君:飛騨方言における「さ」が典型よね。「そうなんやさ」は「そうなんです」の意味。
私:口語の終助詞はざっと数十種類あるが、表現文型によって分類する事が出来る。然も、その表現文型というものが曲者で、意味は微妙。
君:いいから、簡単に説明してね。
私:うん。教科書的には・・
なあ・こと・ことか・か・ものーーー詠嘆・自問
か・かい・の・かしらーーー問いかけ・疑問
わ・よ・ねーーー確述・確認
よ・な・さ・ねーーー確述・確認(間投助詞)
さ・ぞ・ぜ・や・ともーーー確述・確認
よ・なーーー呼びかけ・命令・禁止
よ・ぞ・だって(ば)---強調
ってーーー伝聞
君:羅列ではなくて、一言で説明してね。
私:機能は疑問・確認・禁止・その他、幾つかあり、ひとつの終助詞が複数機能を掛け持ちする事がある。
君:それじゃあ一言とは言わないわよ。
私:うん。それじゃあ、・・・終助詞の機能は二つしかない。ひとつは「相手への働きかけ」、もうひとつは「話し手の気持ちの表出」。

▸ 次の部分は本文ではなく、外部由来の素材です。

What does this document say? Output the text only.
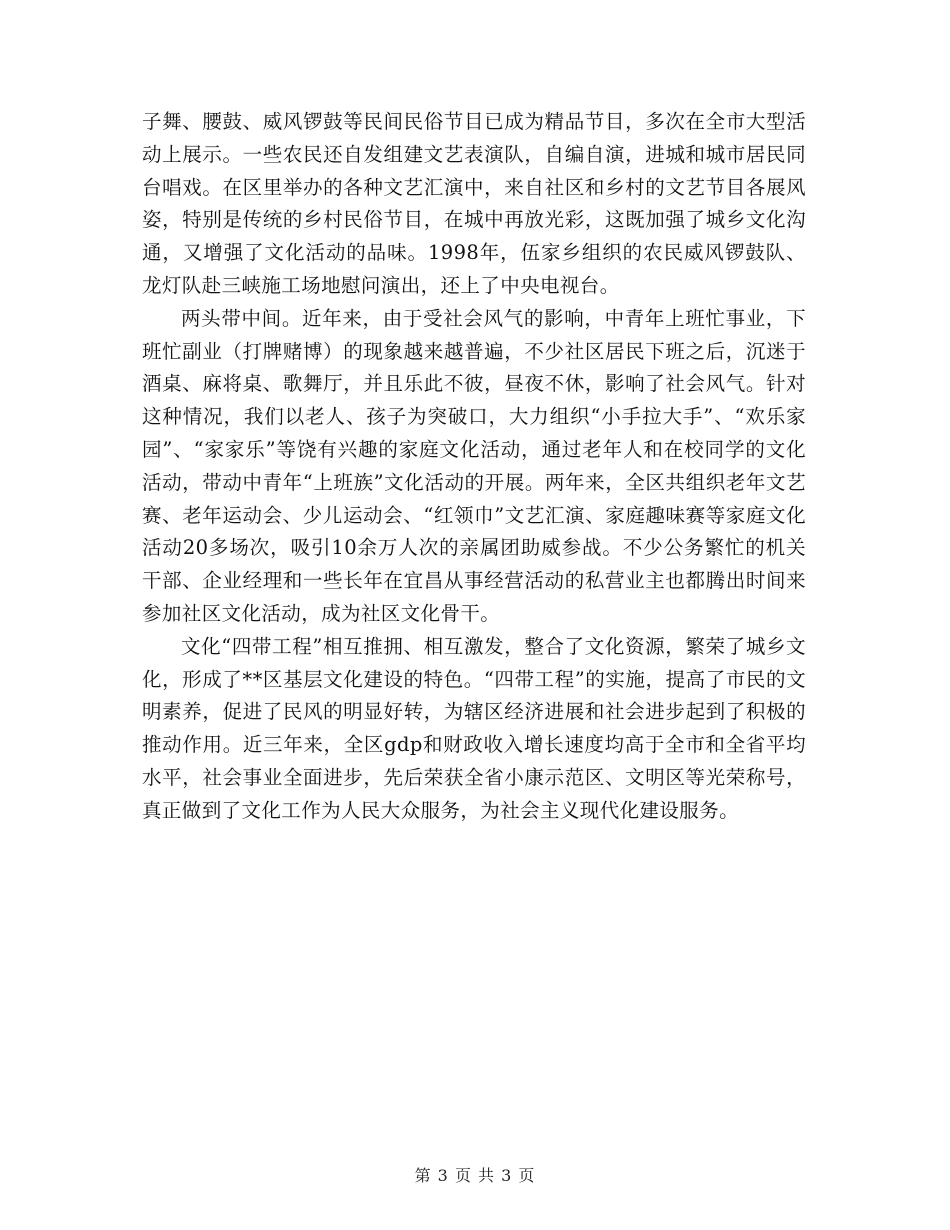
子舞、腰鼓、威风锣鼓等民间民俗节目已成为精品节目，多次在全市大型活动上展示。一些农民还自发组建文艺表演队，自编自演，进城和城市居民同台唱戏。在区里举办的各种文艺汇演中，来自社区和乡村的文艺节目各展风姿，特别是传统的乡村民俗节目，在城中再放光彩，这既加强了城乡文化沟通，又增强了文化活动的品味。1998年，伍家乡组织的农民威风锣鼓队、龙灯队赴三峡施工场地慰问演出，还上了中央电视台。

两头带中间。近年来，由于受社会风气的影响，中青年上班忙事业，下班忙副业（打牌赌博）的现象越来越普遍，不少社区居民下班之后，沉迷于酒桌、麻将桌、歌舞厅，并且乐此不彼，昼夜不休，影响了社会风气。针对这种情况，我们以老人、孩子为突破口，大力组织“小手拉大手”、“欢乐家园”、“家家乐”等饶有兴趣的家庭文化活动，通过老年人和在校同学的文化活动，带动中青年“上班族”文化活动的开展。两年来，全区共组织老年文艺赛、老年运动会、少儿运动会、“红领巾”文艺汇演、家庭趣味赛等家庭文化活动20多场次，吸引10余万人次的亲属团助威参战。不少公务繁忙的机关干部、企业经理和一些长年在宜昌从事经营活动的私营业主也都腾出时间来参加社区文化活动，成为社区文化骨干。

文化“四带工程”相互推拥、相互激发，整合了文化资源，繁荣了城乡文化，形成了**区基层文化建设的特色。“四带工程”的实施，提高了市民的文明素养，促进了民风的明显好转，为辖区经济进展和社会进步起到了积极的推动作用。近三年来，全区gdp和财政收入增长速度均高于全市和全省平均水平，社会事业全面进步，先后荣获全省小康示范区、文明区等光荣称号，真正做到了文化工作为人民大众服务，为社会主义现代化建设服务。

第 3 页 共 3 页
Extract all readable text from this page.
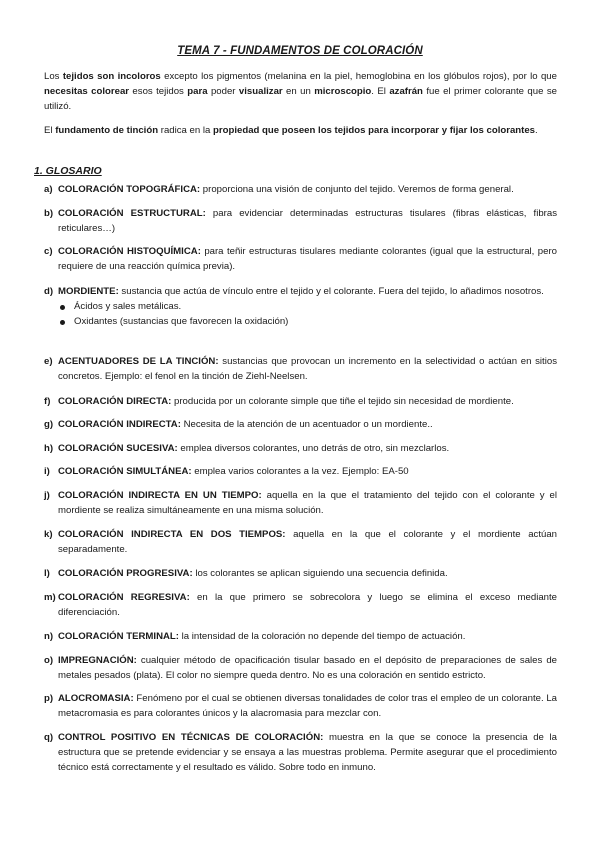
TEMA 7 - FUNDAMENTOS DE COLORACIÓN
Los tejidos son incoloros excepto los pigmentos (melanina en la piel, hemoglobina en los glóbulos rojos), por lo que necesitas colorear esos tejidos para poder visualizar en un microscopio. El azafrán fue el primer colorante que se utilizó.
El fundamento de tinción radica en la propiedad que poseen los tejidos para incorporar y fijar los colorantes.
1. GLOSARIO
a) COLORACIÓN TOPOGRÁFICA: proporciona una visión de conjunto del tejido. Veremos de forma general.
b) COLORACIÓN ESTRUCTURAL: para evidenciar determinadas estructuras tisulares (fibras elásticas, fibras reticulares…)
c) COLORACIÓN HISTOQUÍMICA: para teñir estructuras tisulares mediante colorantes (igual que la estructural, pero requiere de una reacción química previa).
d) MORDIENTE: sustancia que actúa de vínculo entre el tejido y el colorante. Fuera del tejido, lo añadimos nosotros.
Ácidos y sales metálicas.
Oxidantes (sustancias que favorecen la oxidación)
e) ACENTUADORES DE LA TINCIÓN: sustancias que provocan un incremento en la selectividad o actúan en sitios concretos. Ejemplo: el fenol en la tinción de Ziehl-Neelsen.
f) COLORACIÓN DIRECTA: producida por un colorante simple que tiñe el tejido sin necesidad de mordiente.
g) COLORACIÓN INDIRECTA: Necesita de la atención de un acentuador o un mordiente..
h) COLORACIÓN SUCESIVA: emplea diversos colorantes, uno detrás de otro, sin mezclarlos.
i) COLORACIÓN SIMULTÁNEA: emplea varios colorantes a la vez. Ejemplo: EA-50
j) COLORACIÓN INDIRECTA EN UN TIEMPO: aquella en la que el tratamiento del tejido con el colorante y el mordiente se realiza simultáneamente en una misma solución.
k) COLORACIÓN INDIRECTA EN DOS TIEMPOS: aquella en la que el colorante y el mordiente actúan separadamente.
l) COLORACIÓN PROGRESIVA: los colorantes se aplican siguiendo una secuencia definida.
m) COLORACIÓN REGRESIVA: en la que primero se sobrecolora y luego se elimina el exceso mediante diferenciación.
n) COLORACIÓN TERMINAL: la intensidad de la coloración no depende del tiempo de actuación.
o) IMPREGNACIÓN: cualquier método de opacificación tisular basado en el depósito de preparaciones de sales de metales pesados (plata). El color no siempre queda dentro. No es una coloración en sentido estricto.
p) ALOCROMASIA: Fenómeno por el cual se obtienen diversas tonalidades de color tras el empleo de un colorante. La metacromasia es para colorantes únicos y la alacromasia para mezclar con.
q) CONTROL POSITIVO EN TÉCNICAS DE COLORACIÓN: muestra en la que se conoce la presencia de la estructura que se pretende evidenciar y se ensaya a las muestras problema. Permite asegurar que el procedimiento técnico está correctamente y el resultado es válido. Sobre todo en inmuno.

君:前者は「問いかけ・呼びかけ・命令・禁止」で、後者は「詠嘆・自問・確述・確認・伝聞」ね。
私:そう。実は終助詞には「文意を確定させる」というたった一つの機能しかないのかもしれないね。そして文末だから終助詞だが、複文で用いる場合は間投助詞と考えてもいい。
君:それはそうね。
私:終助詞は二個続く事がある。例えば、そうだよなあ。この場合は「確認+詠嘆」となり、意味が重畳するが形態素からみて何と何の重畳かがわかりやすい。
君:その反面、例えば「そうか」と言っても、詠嘆「肯定」の事も、疑問「否定」の事もあるのね。